Gala, inocentemente estava fazendo o primeiro top less documentado da história da Espanha. Imaginem vocês, a surpresa dos pescadores ao ver a seguinte cena: Gala banhando-se com os peitos livres, fumando um cigarro e posando para Dalí. Um deleite incomum para a época. Além do que, Dalí estava terminando de pintar seu quadro “el hombre invisible” e as testemunhas contam que sua musa se depilava e tingia as axilas de azul, era untada com excrementos de cabra e levava um gerânio vermelho na cabeça enquanto posava para ele.

Outras mulheres ilustres também colocaram seus peitinhos al aire em Torremolinos e arredores malagueños (Marbella e Mijas), dentre elas Brigitte Bardot em 1957 (eternizada no mural ao lado), Elizabeth Taylor em 1986 e a princesa de Gales, Lady Di, em 1994. A verdade é que por receber muitas rodagens de filmes, a Costa do Sol foi cenário do cinema destapado dos anos 70. O top less ou "tomar el sol a cuerpo de reina" era instaurado com esplendor e naturalidade na Espanha. Torremolinos é cheia dessas histórias idílicas, hedonistas e libertinas. Todo dia descubro uma nova. Aos poucos compartilharei algumas com vocês.
Amparada pela história dessas mulheres, deixo o relato do meu momento (compartilhei no insta também), diga-se de passagem, inesquecível.

“Eu tirei sorrateiramente a parte de cima, deitei de barriga pra baixo e esperei ele perceber. Sim, é a coisa mais normal do mundo aqui. La Carihuela tem história e achei que não teria melhor lugar para perder a virgindade. Ele percebeu e me olhou incrédulo: - você tirou? Dei uma risadinha marota. Ele me disse a frase clássica dele quando me acha insurgente: - você tá demais! Fiquei um tempo de bruços me preparando psicologicamente pro momento. Ele foi pra água e disse: - se comporta. Me deu a deixa. Virei de barriga pra cima e comecei a rir: - assim? Ele balançou a cabeça. Minutos depois que ele voltou, chamei pra dar outro mergulho, dessa vez comigo. Comecei a levantar e ele perguntou: você não vai vestir o biquíni? Respondi prontamente: faz diferença? Nem precisava responder. Sai saltitante pra água. No começo do dia eu estava tímida e ele olhando sem acreditar. No fim, eu estava me sentindo a europeia acostumada e ele dirigindo essa foto que me deixou apaixonada.”

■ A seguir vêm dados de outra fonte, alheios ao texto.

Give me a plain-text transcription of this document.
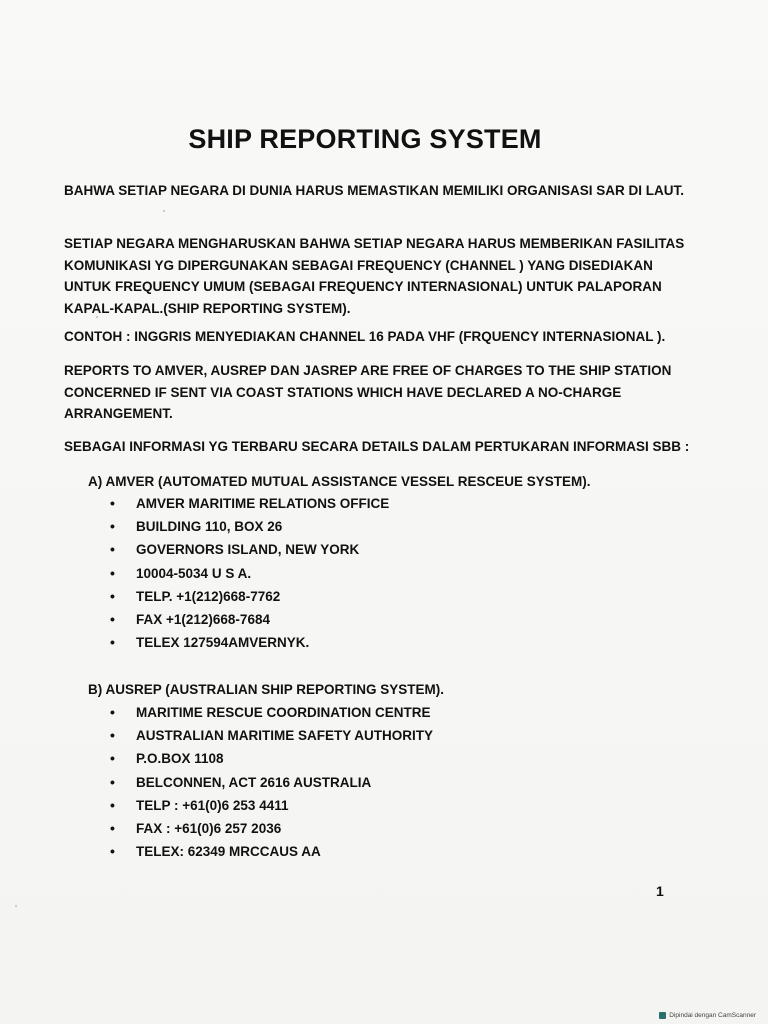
SHIP REPORTING SYSTEM
BAHWA SETIAP NEGARA DI DUNIA HARUS MEMASTIKAN MEMILIKI ORGANISASI SAR DI LAUT.
SETIAP NEGARA MENGHARUSKAN BAHWA SETIAP NEGARA HARUS MEMBERIKAN FASILITAS KOMUNIKASI YG DIPERGUNAKAN SEBAGAI FREQUENCY (CHANNEL ) YANG DISEDIAKAN UNTUK FREQUENCY UMUM (SEBAGAI FREQUENCY INTERNASIONAL) UNTUK PALAPORAN KAPAL-KAPAL.(SHIP REPORTING SYSTEM).
CONTOH : INGGRIS MENYEDIAKAN CHANNEL 16 PADA VHF (FRQUENCY INTERNASIONAL ).
REPORTS TO AMVER, AUSREP DAN JASREP ARE FREE OF CHARGES TO THE SHIP STATION CONCERNED IF SENT VIA COAST STATIONS WHICH HAVE DECLARED A NO-CHARGE ARRANGEMENT.
SEBAGAI INFORMASI YG TERBARU SECARA DETAILS DALAM PERTUKARAN INFORMASI SBB :
A) AMVER (AUTOMATED MUTUAL ASSISTANCE VESSEL RESCEUE SYSTEM).
• AMVER MARITIME RELATIONS OFFICE
• BUILDING 110, BOX 26
• GOVERNORS ISLAND, NEW YORK
• 10004-5034 U S A.
• TELP. +1(212)668-7762
• FAX +1(212)668-7684
• TELEX 127594AMVERNYK.
B) AUSREP (AUSTRALIAN SHIP REPORTING SYSTEM).
• MARITIME RESCUE COORDINATION CENTRE
• AUSTRALIAN MARITIME SAFETY AUTHORITY
• P.O.BOX 1108
• BELCONNEN, ACT 2616 AUSTRALIA
• TELP : +61(0)6 253 4411
• FAX : +61(0)6 257 2036
• TELEX: 62349 MRCCAUS AA
1
Dipindai dengan CamScanner
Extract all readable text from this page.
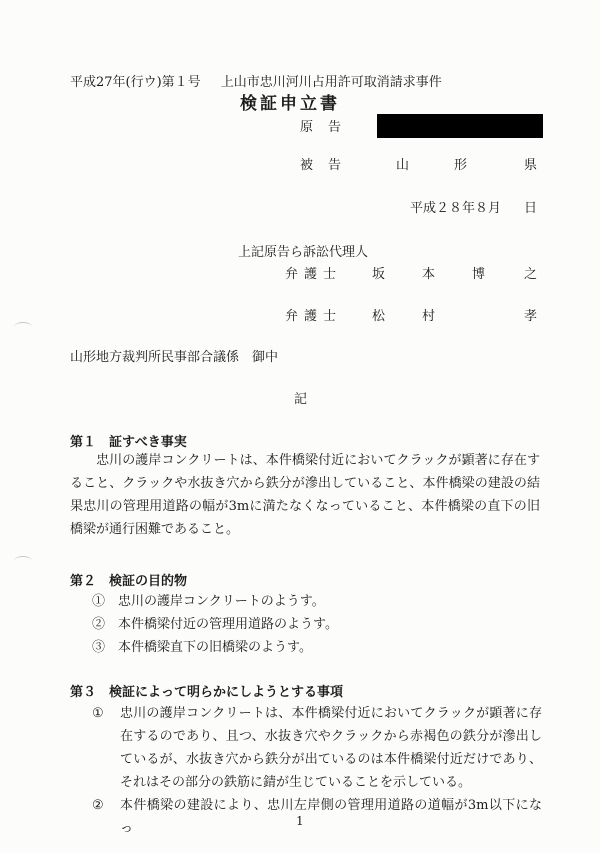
平成27年(行ウ)第１号 上山市忠川河川占用許可取消請求事件
検証申立書
原告
被告	山	形	県
平成２８年８月 日
上記原告ら訴訟代理人
弁護士 坂	本	博	之
弁護士 松	村	孝
山形地方裁判所民事部合議係　御中
記
第１　証すべき事実
忠川の護岸コンクリートは、本件橋梁付近においてクラックが顕著に存在すること、クラックや水抜き穴から鉄分が滲出していること、本件橋梁の建設の結果忠川の管理用道路の幅が3mに満たなくなっていること、本件橋梁の直下の旧橋梁が通行困難であること。
第２　検証の目的物
①　 忠川の護岸コンクリートのようす。
②　 本件橋梁付近の管理用道路のようす。
③　 本件橋梁直下の旧橋梁のようす。
第３　検証によって明らかにしようとする事項
①	忠川の護岸コンクリートは、本件橋梁付近においてクラックが顕著に存在するのであり、且つ、水抜き穴やクラックから赤褐色の鉄分が滲出しているが、水抜き穴から鉄分が出ているのは本件橋梁付近だけであり、それはその部分の鉄筋に錆が生じていることを示している。
②	本件橋梁の建設により、忠川左岸側の管理用道路の道幅が3m以下になっ	1
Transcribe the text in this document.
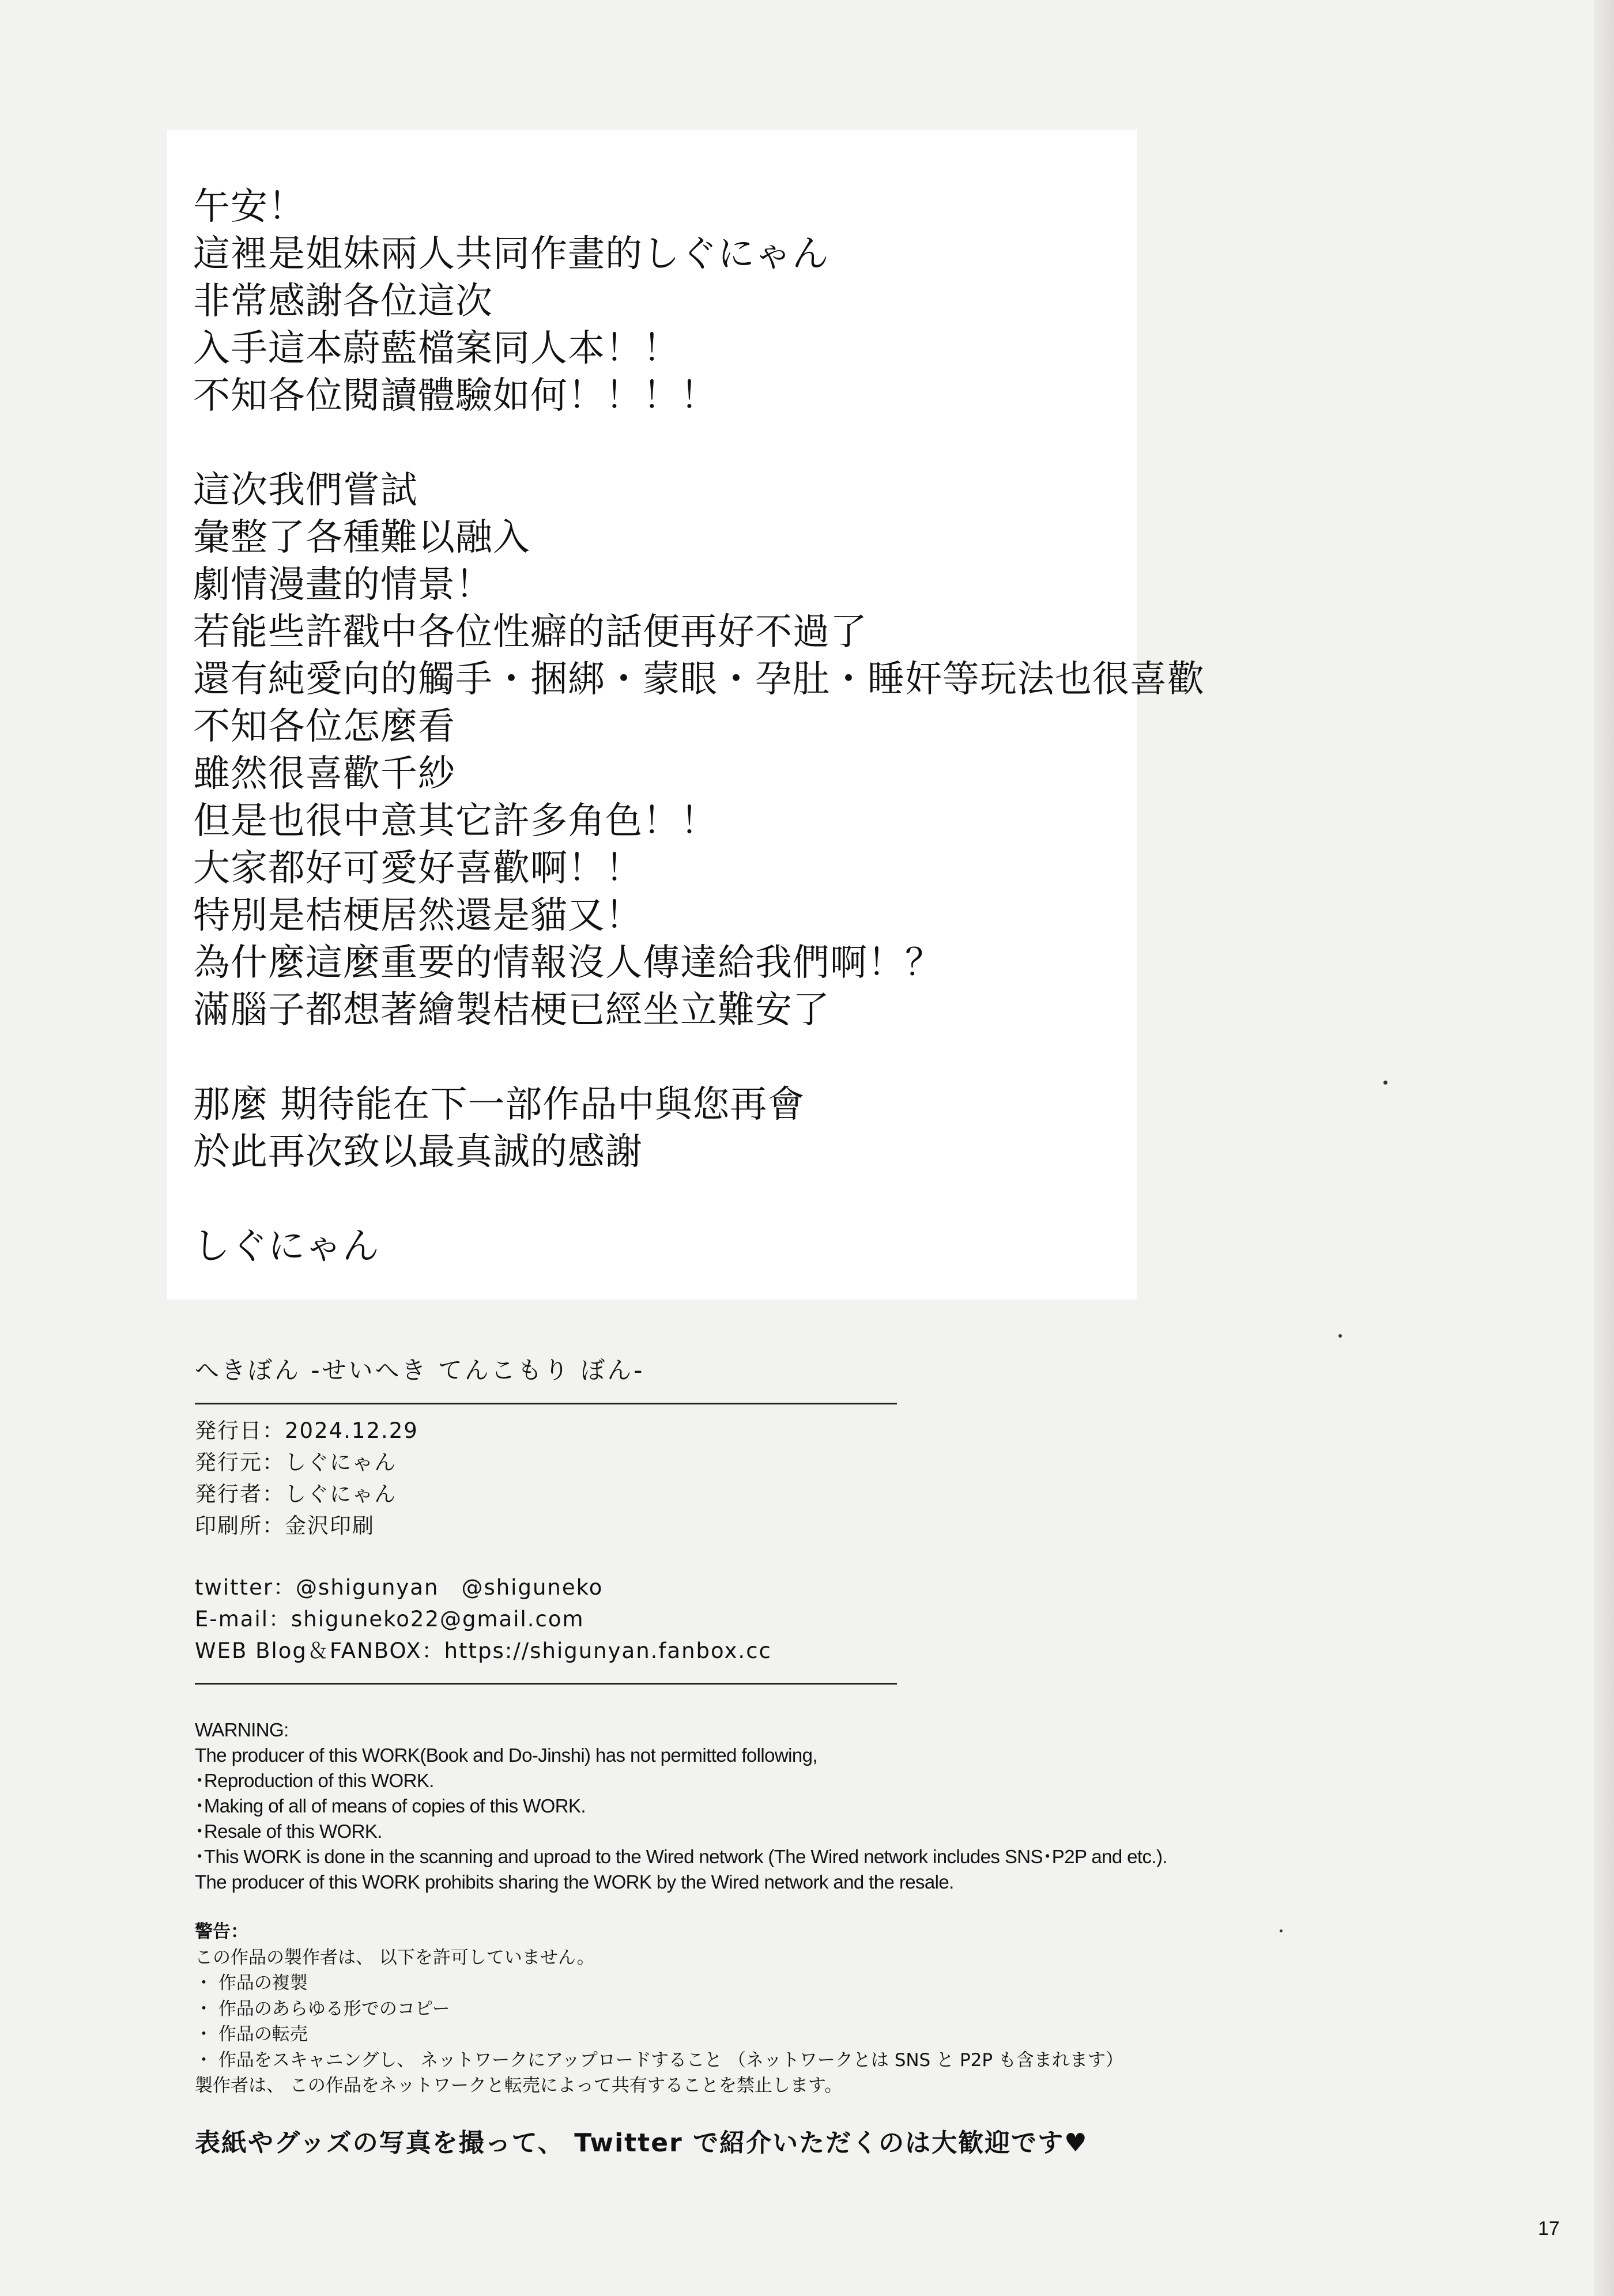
午安！
這裡是姐妹兩人共同作畫的しぐにゃん
非常感謝各位這次
入手這本蔚藍檔案同人本！！
不知各位閱讀體驗如何！！！！
這次我們嘗試
彙整了各種難以融入
劇情漫畫的情景！
若能些許戳中各位性癖的話便再好不過了
還有純愛向的觸手・捆綁・蒙眼・孕肚・睡奸等玩法也很喜歡
不知各位怎麼看
雖然很喜歡千紗
但是也很中意其它許多角色！！
大家都好可愛好喜歡啊！！
特別是桔梗居然還是貓又！
為什麼這麼重要的情報沒人傳達給我們啊！？
滿腦子都想著繪製桔梗已經坐立難安了
那麼 期待能在下一部作品中與您再會
於此再次致以最真誠的感謝
しぐにゃん
へきぼん -せいへき てんこもり ぼん-
発行日：2024.12.29
発行元：しぐにゃん
発行者：しぐにゃん
印刷所：金沢印刷
twitter：@shigunyan　@shiguneko
E-mail：shiguneko22@gmail.com
WEB Blog＆FANBOX：https://shigunyan.fanbox.cc
WARNING:
The producer of this WORK(Book and Do-Jinshi) has not permitted following,
･Reproduction of this WORK.
･Making of all of means of copies of this WORK.
･Resale of this WORK.
･This WORK is done in the scanning and uproad to the Wired network (The Wired network includes SNS･P2P and etc.).
The producer of this WORK prohibits sharing the WORK by the Wired network and the resale.
警告：
この作品の製作者は、 以下を許可していません。
・ 作品の複製
・ 作品のあらゆる形でのコピー
・ 作品の転売
・ 作品をスキャニングし、 ネットワークにアップロードすること （ネットワークとは SNS と P2P も含まれます）
製作者は、 この作品をネットワークと転売によって共有することを禁止します。
表紙やグッズの写真を撮って、 Twitter で紹介いただくのは大歓迎です♥
17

Ao longo do domingo, várias coisas passaram como um filme pela minha cabeça. Revivi cada ponto da minha conturbada relação com meus "pêsseguinhos". Lembrei do quanto eles me incomodaram, e de como eu queria que eles fossem maiores, atraentes. Ser adolescente "sem peito" também é cruel. Eu tinha certeza que homem nenhum se interessaria por eles. Se eu não achava eles dignos de interesse, quem mais acharia? E por conta disso atribui aos meus seios um status de "sensível e intocável" juntamente com a concepção de que no sexo, eu teria menos vergonha de tirar a calcinha do que o sutiã.

Na real, peito sempre foi um tabu pra mim. Me sentia atrasada na puberdade e morria de vergonha deles. Arrisco dizer que é minha parte favorito do corpo feminino. Todos os seios podiam ser considerados lindos, menos os meus. Surpreendentemente, nunca pensei em silicone, acho que só por evitar intervenções cirúrgicas mesmo. No fim, eu tava imersa no meio. Preocupada demais com a opinião alheia. E o padrão exaltava (exalta) seios avantajados, redondos, firmes e empinados. Completamente diferentes da esmagadora realidade.

E o mercado se aproveita né? Te entrega a salvação em forma de cirurgias estéticas e bojo. Bendito seja o bojo entre as mulheres! Em todos os sutiãs, em todas as roupas, as vezes nos formatos mais distorcidos possíveis. A Tai de 18 anos jamais imaginou fazer as pazes com os próprios peitos. Achávamos que a rusga seria eterna. Mas se tem um coisa que é certa na vida, é o cuspe caindo na cara (risos). Não reconheço mais quem eu fui. Mudo a todo instante. Mulher. Mutável. Mutante. Sei que não posso comparar minha trajetória com outras, eu ainda estou mais próxima do padrão que a maioria das mulheres. Mas com o tempo e o autoconhecimento, foi ficando mais fácil acolher meus peitos.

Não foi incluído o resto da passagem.